- Location in San Luis Obispo County, California
- Callender Location in California
- Coordinates: 35°03′11″N 120°35′47″W﻿ / ﻿35.053032°N 120.596282°W
- Country: United States
- State: California
- County: San Luis Obispo

Area
- • Total: 2.29 sq mi (5.92 km^{2})
- • Land: 2.29 sq mi (5.92 km^{2})
- • Water: 0 sq mi (0 km^{2})
- Elevation: 102 ft (31 m)

Population (2020)
- • Total: 1,282
- • Density: 561/sq mi (216.5/km^{2})
- Time zone: UTC-8 (Pacific (PST))
- • Summer (DST): UTC-7 (PDT)
- Area codes: 805/820
- FIPS code: 06-09948
- GNIS feature IDs: 252865 (settlement); 2582956 (CDP)

= Callender, California =

Census-designated place in California

Callender is an unincorporated community in San Luis Obispo County, California, United States.
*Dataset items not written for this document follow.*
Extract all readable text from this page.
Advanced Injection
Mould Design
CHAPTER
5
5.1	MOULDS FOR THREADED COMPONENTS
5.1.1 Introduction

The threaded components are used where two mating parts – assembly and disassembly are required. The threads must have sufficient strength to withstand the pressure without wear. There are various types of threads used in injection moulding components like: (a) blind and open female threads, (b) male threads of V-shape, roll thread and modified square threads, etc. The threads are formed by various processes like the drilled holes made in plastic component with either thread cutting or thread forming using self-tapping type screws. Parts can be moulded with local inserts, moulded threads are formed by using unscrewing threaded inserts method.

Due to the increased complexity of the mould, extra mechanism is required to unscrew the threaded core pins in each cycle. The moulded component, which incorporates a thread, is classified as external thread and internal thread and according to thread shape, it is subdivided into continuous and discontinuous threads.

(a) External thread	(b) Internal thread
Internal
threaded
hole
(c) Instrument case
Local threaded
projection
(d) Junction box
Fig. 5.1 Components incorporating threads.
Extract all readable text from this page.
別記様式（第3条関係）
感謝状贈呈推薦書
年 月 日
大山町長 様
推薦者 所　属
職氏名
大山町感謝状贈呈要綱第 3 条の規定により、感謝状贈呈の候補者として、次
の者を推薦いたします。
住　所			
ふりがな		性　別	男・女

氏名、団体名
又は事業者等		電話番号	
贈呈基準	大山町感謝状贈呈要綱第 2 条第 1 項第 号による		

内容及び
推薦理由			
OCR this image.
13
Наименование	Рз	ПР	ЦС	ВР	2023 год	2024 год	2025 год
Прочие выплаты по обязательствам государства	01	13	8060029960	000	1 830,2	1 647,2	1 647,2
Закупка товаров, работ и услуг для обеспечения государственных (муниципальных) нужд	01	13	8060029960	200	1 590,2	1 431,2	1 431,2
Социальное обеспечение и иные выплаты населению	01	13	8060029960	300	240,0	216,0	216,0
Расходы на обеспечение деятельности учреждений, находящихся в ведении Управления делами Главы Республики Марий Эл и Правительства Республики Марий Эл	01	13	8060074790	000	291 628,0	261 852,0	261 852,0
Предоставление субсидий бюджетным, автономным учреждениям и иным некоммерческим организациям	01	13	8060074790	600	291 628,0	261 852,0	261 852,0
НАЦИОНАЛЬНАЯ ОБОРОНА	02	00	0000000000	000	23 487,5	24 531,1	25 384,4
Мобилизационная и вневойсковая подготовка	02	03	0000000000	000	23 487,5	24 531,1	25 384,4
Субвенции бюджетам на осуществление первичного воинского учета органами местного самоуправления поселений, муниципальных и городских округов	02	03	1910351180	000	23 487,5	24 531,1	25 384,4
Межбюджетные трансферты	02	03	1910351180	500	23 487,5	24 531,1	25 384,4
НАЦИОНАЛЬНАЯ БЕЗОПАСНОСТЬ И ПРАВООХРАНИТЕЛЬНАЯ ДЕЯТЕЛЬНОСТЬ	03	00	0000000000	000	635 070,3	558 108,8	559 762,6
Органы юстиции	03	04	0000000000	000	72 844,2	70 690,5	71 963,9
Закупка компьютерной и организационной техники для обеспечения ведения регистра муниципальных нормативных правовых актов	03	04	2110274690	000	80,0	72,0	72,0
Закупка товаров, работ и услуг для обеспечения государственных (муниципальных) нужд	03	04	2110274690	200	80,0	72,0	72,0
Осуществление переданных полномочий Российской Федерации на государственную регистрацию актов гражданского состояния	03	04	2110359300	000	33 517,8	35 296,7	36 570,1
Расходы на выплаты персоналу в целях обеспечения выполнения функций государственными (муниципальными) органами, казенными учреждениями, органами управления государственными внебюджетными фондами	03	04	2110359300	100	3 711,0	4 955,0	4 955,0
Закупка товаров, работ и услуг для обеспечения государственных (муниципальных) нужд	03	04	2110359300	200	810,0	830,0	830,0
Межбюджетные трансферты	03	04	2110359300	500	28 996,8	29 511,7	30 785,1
Its population was 1,282 at the 2020 census, compared with 1,262 in 2010. It lies along State Route 1, south of Arroyo Grande.

The surrounding coastal region is part of the Northern Chumash homeland.

== History ==
The nearby Oceano dunes are part of the ancestral homeland of the Northern Chumash, also known as the Obispeño. Coastal and inland communities exchanged shell beads and stone used for tools through regional trading networks. Archaeological investigations on the surrounding Nipomo Mesa have documented camps and settlements along the bluffs and dunes, near springs, and along Black Lake Canyon.

The yak titʸu titʸu yak tiłhini Northern Chumash Tribe describes European disease, the Spanish mission system, the Mexican conquest and American colonization as forces that brought the tribe close to destruction. Northern Chumash descendants continue to live in the region and maintain cultural and linguistic traditions. The tribe supports language development, cultural education, and the stewardship of ancestral lands.

== Geography ==
The Census Bureau's 2020 gazetteer gives the Callender CDP an area of 2.286 sqmi, all land. The U.S. Geological Survey's populated-place record lists Callender's elevation as 102 ft.

The county's South County Villages Plan, adopted in 2014, describes the Callender–Garrett planning area as a semi-rural settlement on the Nipomo Mesa. It identifies the area south of State Route 1 as the Garrett Tract and describes a mixture of residential, agricultural, and undeveloped land between Callender Road and Black Lake Canyon.

== Demographics ==

Callender was first listed as a CDP in the 2010 census.

At the 2020 census, Callender had 1,282 residents. Of these, 1,266 (98.8%) lived in households and 16 (1.2%) in noninstitutional group quarters. The median age was 46.1 years; 255 residents (19.9%) were under 18 and 298 (23.2%) were aged 65 or older.

Racial composition, 2020 census
| Race | Population | Percentage |
|---|---|---|
| White | 864 | 67.4% |
| Black or African American | 10 | 0.8% |
| American Indian and Alaska Native | 24 | 1.9% |
| Asian | 37 | 2.9% |
| Native Hawaiian and other Pacific Islander | 0 | 0.0% |
| Some other race | 106 | 8.3% |
| Two or more races | 241 | 18.8% |

Hispanic or Latino residents, who may be of any race, numbered 392 (30.6%).

There were 449 households, including 244 married-couple households and 39 cohabiting-couple households. Of all households, 127 (28.3%) included someone under 18, and 93 (20.7%) consisted of one person.

The CDP contained 490 housing units, of which 449 were occupied and 41 vacant. Of the occupied units, 291 (64.8%) were owner-occupied and 158 (35.2%) were rented.

Historical population
| Census | Pop. | Note | %± |
| 2010 | 1,262 |  | — |
| 2020 | 1,282 |  | 1.6% |
U.S. Census Bureau

== Education ==
Callender is within the Lucia Mar Unified School District.